God was about to give them the Ten Commandments. First He asked if they wanted to accept the call. Then He instructed them, through the Law, how to be that example the world needed to see. If they could live that way, they would be priests to the world. In the days of Joshua and some of the reign of David, that was true of them. David’s conquest of Israel’s neighbors brought the influence of the Law to the surrounding nations.

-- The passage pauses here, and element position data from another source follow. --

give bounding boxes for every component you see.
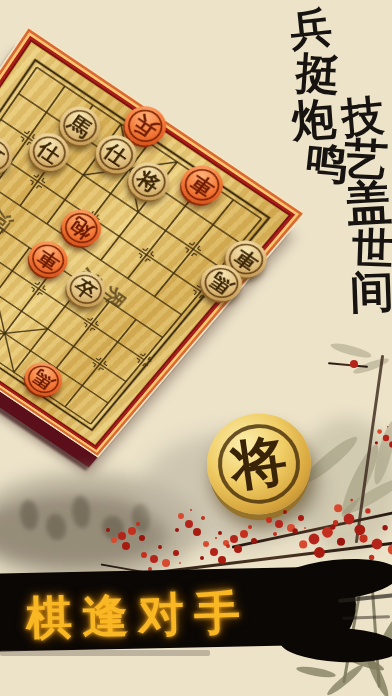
- leaf-wash: [330, 341, 373, 361]
- tree-silhouette: [46, 514, 66, 540]
- calligraphy-char: 间: [349, 269, 392, 315]
- bamboo-leaf: [296, 665, 337, 680]
- ink-painting-background: [0, 378, 392, 696]
- leaf-wash: [352, 356, 390, 377]
- tree-silhouette: [102, 516, 124, 540]
- tree-silhouette: [20, 500, 38, 530]
- calligraphy-char: 兵: [288, 6, 334, 52]
- calligraphy-char: 盖: [345, 179, 392, 227]
- featured-general-char: 将: [226, 424, 292, 505]
- calligraphy-char: 挺: [295, 51, 342, 98]
- tree-silhouette: [72, 496, 90, 528]
- calligraphy-char: 世: [351, 227, 392, 270]
- screenshot-root: 楚 河 漢 界 兵 車 馬 仕 将 車 仕 馬 卒 炮 車 卒 馬: [0, 0, 392, 696]
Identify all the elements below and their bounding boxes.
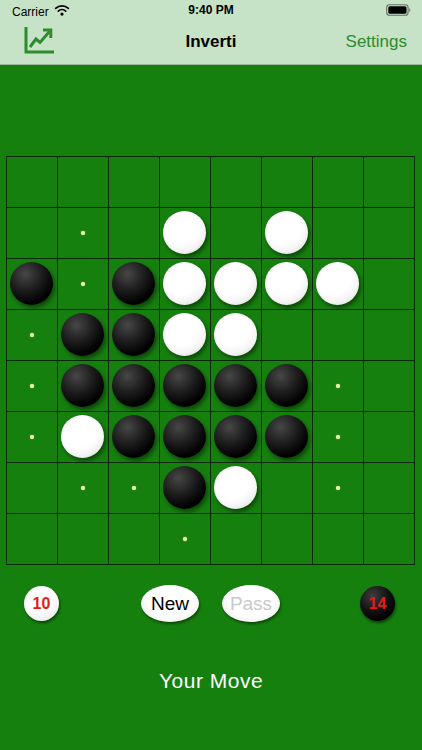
black-disc xyxy=(112,415,155,458)
black-disc xyxy=(163,415,206,458)
cell-g1[interactable] xyxy=(313,157,363,207)
cell-b5[interactable] xyxy=(58,361,108,411)
cell-e1[interactable] xyxy=(211,157,261,207)
cell-b1[interactable] xyxy=(58,157,108,207)
page-title: Inverti xyxy=(185,32,236,52)
legal-move-dot xyxy=(30,333,34,337)
cell-g6[interactable] xyxy=(313,412,363,462)
cell-e5[interactable] xyxy=(211,361,261,411)
cell-f2[interactable] xyxy=(262,208,312,258)
settings-button[interactable]: Settings xyxy=(346,32,407,52)
cell-c2[interactable] xyxy=(109,208,159,258)
nav-bar: Inverti Settings xyxy=(0,20,422,64)
black-disc xyxy=(163,364,206,407)
white-score-disc: 10 xyxy=(24,586,59,621)
cell-b6[interactable] xyxy=(58,412,108,462)
turn-status-text: Your Move xyxy=(0,669,422,693)
cell-f4[interactable] xyxy=(262,310,312,360)
cell-d3[interactable] xyxy=(160,259,210,309)
black-disc xyxy=(112,313,155,356)
cell-d2[interactable] xyxy=(160,208,210,258)
black-disc xyxy=(112,262,155,305)
cell-f1[interactable] xyxy=(262,157,312,207)
pass-button[interactable]: Pass xyxy=(222,585,280,622)
cell-b4[interactable] xyxy=(58,310,108,360)
black-disc xyxy=(265,415,308,458)
white-disc xyxy=(163,313,206,356)
cell-g8[interactable] xyxy=(313,514,363,564)
cell-c1[interactable] xyxy=(109,157,159,207)
cell-h8[interactable] xyxy=(364,514,414,564)
white-disc xyxy=(163,262,206,305)
legal-move-dot xyxy=(336,486,340,490)
cell-c5[interactable] xyxy=(109,361,159,411)
cell-b8[interactable] xyxy=(58,514,108,564)
cell-f8[interactable] xyxy=(262,514,312,564)
cell-h6[interactable] xyxy=(364,412,414,462)
legal-move-dot xyxy=(132,486,136,490)
white-score-label: 10 xyxy=(33,595,51,613)
stats-button[interactable] xyxy=(20,25,58,59)
black-score-disc: 14 xyxy=(360,586,395,621)
black-disc xyxy=(163,466,206,509)
cell-f5[interactable] xyxy=(262,361,312,411)
cell-g2[interactable] xyxy=(313,208,363,258)
cell-a3[interactable] xyxy=(7,259,57,309)
cell-e8[interactable] xyxy=(211,514,261,564)
black-disc xyxy=(61,364,104,407)
black-disc xyxy=(10,262,53,305)
cell-g4[interactable] xyxy=(313,310,363,360)
white-disc xyxy=(265,262,308,305)
black-disc xyxy=(61,313,104,356)
cell-b7[interactable] xyxy=(58,463,108,513)
cell-d5[interactable] xyxy=(160,361,210,411)
legal-move-dot xyxy=(81,282,85,286)
cell-h1[interactable] xyxy=(364,157,414,207)
legal-move-dot xyxy=(81,486,85,490)
cell-h2[interactable] xyxy=(364,208,414,258)
cell-a6[interactable] xyxy=(7,412,57,462)
cell-e7[interactable] xyxy=(211,463,261,513)
black-disc xyxy=(214,415,257,458)
cell-b3[interactable] xyxy=(58,259,108,309)
legal-move-dot xyxy=(30,384,34,388)
cell-d4[interactable] xyxy=(160,310,210,360)
white-disc xyxy=(265,211,308,254)
cell-e3[interactable] xyxy=(211,259,261,309)
black-disc xyxy=(214,364,257,407)
cell-e2[interactable] xyxy=(211,208,261,258)
white-disc xyxy=(316,262,359,305)
cell-a7[interactable] xyxy=(7,463,57,513)
cell-h3[interactable] xyxy=(364,259,414,309)
wifi-icon xyxy=(54,4,70,19)
legal-move-dot xyxy=(183,537,187,541)
controls-bar: 10 New Pass 14 xyxy=(0,584,422,624)
cell-g5[interactable] xyxy=(313,361,363,411)
cell-h5[interactable] xyxy=(364,361,414,411)
cell-d6[interactable] xyxy=(160,412,210,462)
cell-h4[interactable] xyxy=(364,310,414,360)
cell-a8[interactable] xyxy=(7,514,57,564)
battery-icon xyxy=(386,4,412,19)
white-disc xyxy=(214,466,257,509)
cell-c6[interactable] xyxy=(109,412,159,462)
status-bar: Carrier 9:40 PM xyxy=(0,0,422,20)
black-score-label: 14 xyxy=(369,595,387,613)
cell-e4[interactable] xyxy=(211,310,261,360)
cell-c4[interactable] xyxy=(109,310,159,360)
white-disc xyxy=(61,415,104,458)
cell-g3[interactable] xyxy=(313,259,363,309)
legal-move-dot xyxy=(30,435,34,439)
cell-c7[interactable] xyxy=(109,463,159,513)
cell-a1[interactable] xyxy=(7,157,57,207)
line-chart-icon xyxy=(21,24,57,60)
legal-move-dot xyxy=(336,435,340,439)
cell-f3[interactable] xyxy=(262,259,312,309)
white-disc xyxy=(214,313,257,356)
cell-g7[interactable] xyxy=(313,463,363,513)
cell-e6[interactable] xyxy=(211,412,261,462)
cell-f7[interactable] xyxy=(262,463,312,513)
clock-label: 9:40 PM xyxy=(188,3,233,17)
cell-f6[interactable] xyxy=(262,412,312,462)
board xyxy=(6,156,415,565)
carrier-label: Carrier xyxy=(12,5,49,19)
cell-d7[interactable] xyxy=(160,463,210,513)
cell-d8[interactable] xyxy=(160,514,210,564)
cell-h7[interactable] xyxy=(364,463,414,513)
cell-a2[interactable] xyxy=(7,208,57,258)
black-disc xyxy=(112,364,155,407)
cell-c3[interactable] xyxy=(109,259,159,309)
header: Carrier 9:40 PM xyxy=(0,0,422,65)
cell-d1[interactable] xyxy=(160,157,210,207)
cell-a5[interactable] xyxy=(7,361,57,411)
cell-a4[interactable] xyxy=(7,310,57,360)
cell-b2[interactable] xyxy=(58,208,108,258)
legal-move-dot xyxy=(81,231,85,235)
white-disc xyxy=(214,262,257,305)
black-disc xyxy=(265,364,308,407)
white-disc xyxy=(163,211,206,254)
new-button[interactable]: New xyxy=(141,585,199,622)
legal-move-dot xyxy=(336,384,340,388)
cell-c8[interactable] xyxy=(109,514,159,564)
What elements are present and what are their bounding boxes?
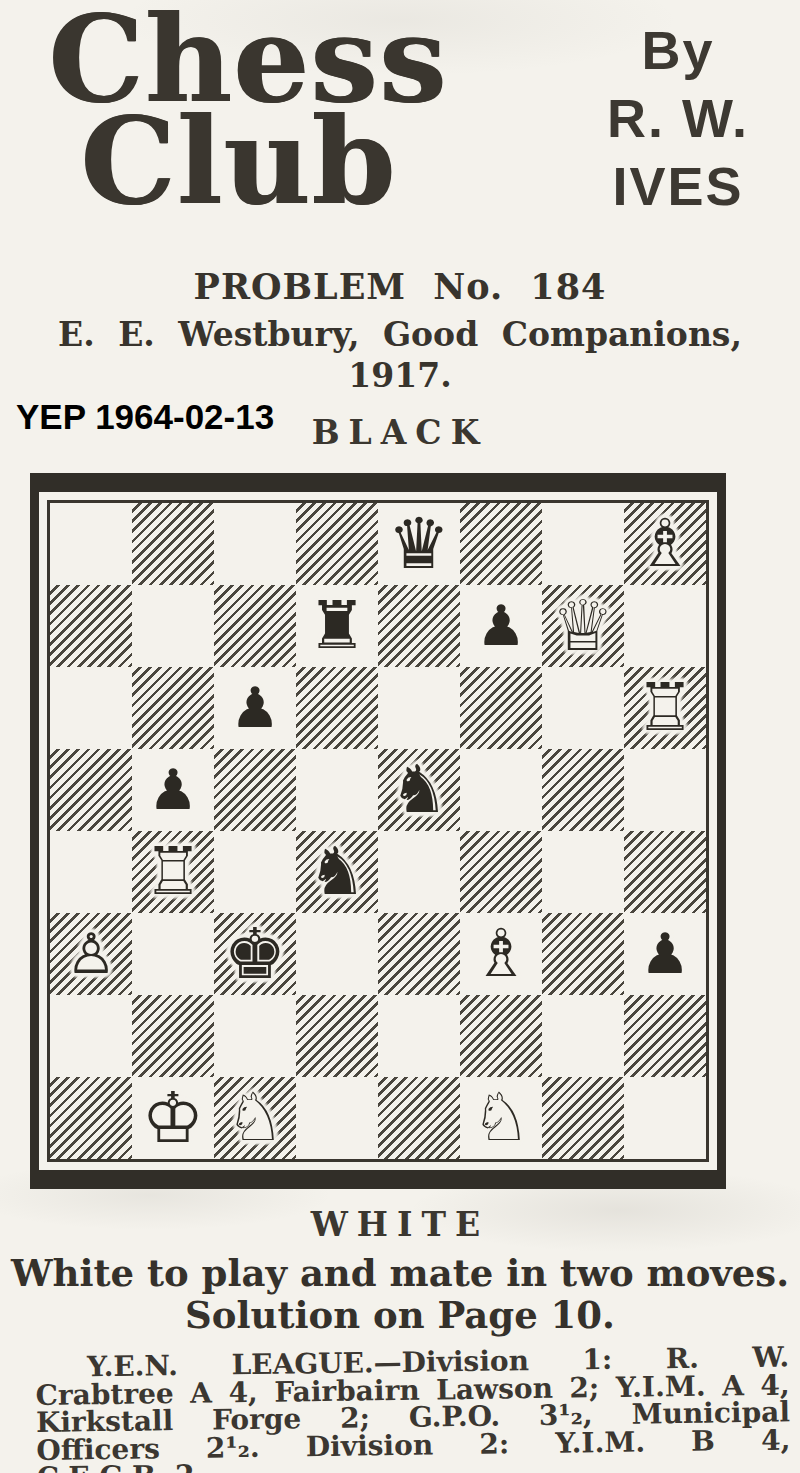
square-d1: [296, 1077, 378, 1159]
attribution-line-1: E. E. Westbury, Good Companions,: [0, 315, 800, 354]
column-byline: By R. W. IVES: [552, 16, 800, 220]
square-d4: ♞♞: [296, 831, 378, 913]
square-e8: ♛♛: [378, 503, 460, 585]
square-g5: [542, 749, 624, 831]
chessboard-inner-border: ♛♛♝♗♜♜♟♟♛♕♟♟♜♖♟♟♞♞♜♖♞♞♟♙♚♚♝♗♟♟♚♔♞♘♞♘: [47, 500, 709, 1162]
square-g1: [542, 1077, 624, 1159]
white-rook-icon: ♖: [635, 667, 694, 749]
black-pawn-icon: ♟: [230, 667, 280, 749]
square-g4: [542, 831, 624, 913]
square-a4: [50, 831, 132, 913]
square-e3: [378, 913, 460, 995]
byline-line1: By: [552, 16, 800, 84]
square-c1: ♞♘: [214, 1077, 296, 1159]
square-h1: [624, 1077, 706, 1159]
square-b3: [132, 913, 214, 995]
square-h6: ♜♖: [624, 667, 706, 749]
masthead: Chess Club By R. W. IVES: [0, 0, 800, 252]
chessboard-frame: ♛♛♝♗♜♜♟♟♛♕♟♟♜♖♟♟♞♞♜♖♞♞♟♙♚♚♝♗♟♟♚♔♞♘♞♘: [30, 473, 726, 1189]
square-g7: ♛♕: [542, 585, 624, 667]
square-e6: [378, 667, 460, 749]
square-a3: ♟♙: [50, 913, 132, 995]
square-b7: [132, 585, 214, 667]
square-b1: ♚♔: [132, 1077, 214, 1159]
square-a7: [50, 585, 132, 667]
column-title-line2: Club: [48, 110, 428, 212]
square-c4: [214, 831, 296, 913]
square-a1: [50, 1077, 132, 1159]
news-paragraph: Y.E.N. LEAGUE.—Division 1: R. W. Crabtre…: [35, 1343, 791, 1473]
square-f6: [460, 667, 542, 749]
square-a8: [50, 503, 132, 585]
byline-line2: R. W.: [552, 84, 800, 152]
square-h5: [624, 749, 706, 831]
square-e1: [378, 1077, 460, 1159]
square-f3: ♝♗: [460, 913, 542, 995]
square-d6: [296, 667, 378, 749]
square-h8: ♝♗: [624, 503, 706, 585]
square-g6: [542, 667, 624, 749]
square-h7: [624, 585, 706, 667]
square-h4: [624, 831, 706, 913]
white-rook-icon: ♖: [143, 831, 202, 913]
square-c8: [214, 503, 296, 585]
square-b6: [132, 667, 214, 749]
stamp-row: YEP 1964-02-13 BLACK: [0, 397, 800, 449]
square-g3: [542, 913, 624, 995]
stipulation-line-1: White to play and mate in two moves.: [0, 1252, 800, 1294]
black-queen-icon: ♛: [388, 503, 451, 585]
square-e4: [378, 831, 460, 913]
black-knight-icon: ♞: [389, 749, 448, 831]
black-label: BLACK: [0, 413, 800, 452]
problem-heading: PROBLEM No. 184: [0, 266, 800, 307]
square-h2: [624, 995, 706, 1077]
square-f2: [460, 995, 542, 1077]
square-e2: [378, 995, 460, 1077]
square-c5: [214, 749, 296, 831]
black-rook-icon: ♜: [307, 585, 366, 667]
square-a5: [50, 749, 132, 831]
stipulation-line-2: Solution on Page 10.: [0, 1294, 800, 1336]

You have been redeemed from slavery too. It is not just to hang out in your church social group. It is to affect the world around you. Though you are not under the Law as your guide, you have a more intimate Instructor, the Holy Spirit. If you have dedicated yourself to being the LORD’s vessel in every area of life, you will need His constant instruction to be the example the world needs. You become a priest to those your life comes in contact with, directing them to the Word of God and showing them an eternal perspective (1 Peter 2:5). You are an heir of this promise through the indwelling Holy Spirit.
Consider: Obey Him fully. The world around you needs the loving influence of the priests of God.
Matthew 7:15-16 (NIV) 15“Watch out for false prophets. They come to you in sheep’s clothing, but inwardly they are ferocious wolves. 16By their fruit you will recognize them. Do people pick grapes from thornbushes, or figs from thistles?
Jesus taught us to watch out for false prophets. Many people claim to have a message from God. Outwardly it is hard to spot them. The ‘sheep’s clothing’ often causes us to think they are one of God’s children. But the outside and the inside are totally different. For most people, the person who rants and raves and condemns everyone is easily spotted as being off track, but what about these that appear to be gentle and meek? How are we supposed to spot them?
One way to identify a plant is by the leaf, but even then it is easy to make a mistake. Many leaves are similar. The easiest way is to see the plant’s fruit. What does the plant produce? That tells you what kind of plant it is. What is the fruit of the life of the person you are wondering about? Is their home full of peace and love? Are their followers loving and kind? Does their teaching humble the listener or make them proud about having some secret wisdom? A false teacher can imitate the gifts of the Spirit, but they cannot for long imitate the fruit of the Spirit. Watch them when they are not in front of their audience. See them when they think no one else is watching, and you will soon know what kind of tree they are.
The same is true for us. Do you know what kind of tree you are? What would an unbiased observer of your life conclude? Would they say you are a grapevine or a thornbush, a fig tree or thistle? Sometimes we believe we are something we are not. Look at your fruit, and be honest with what your fruit really is. That is the first step toward the transformation that the life of Christ in you will produce.
Remember: Become His fruit and you will bear His fruit.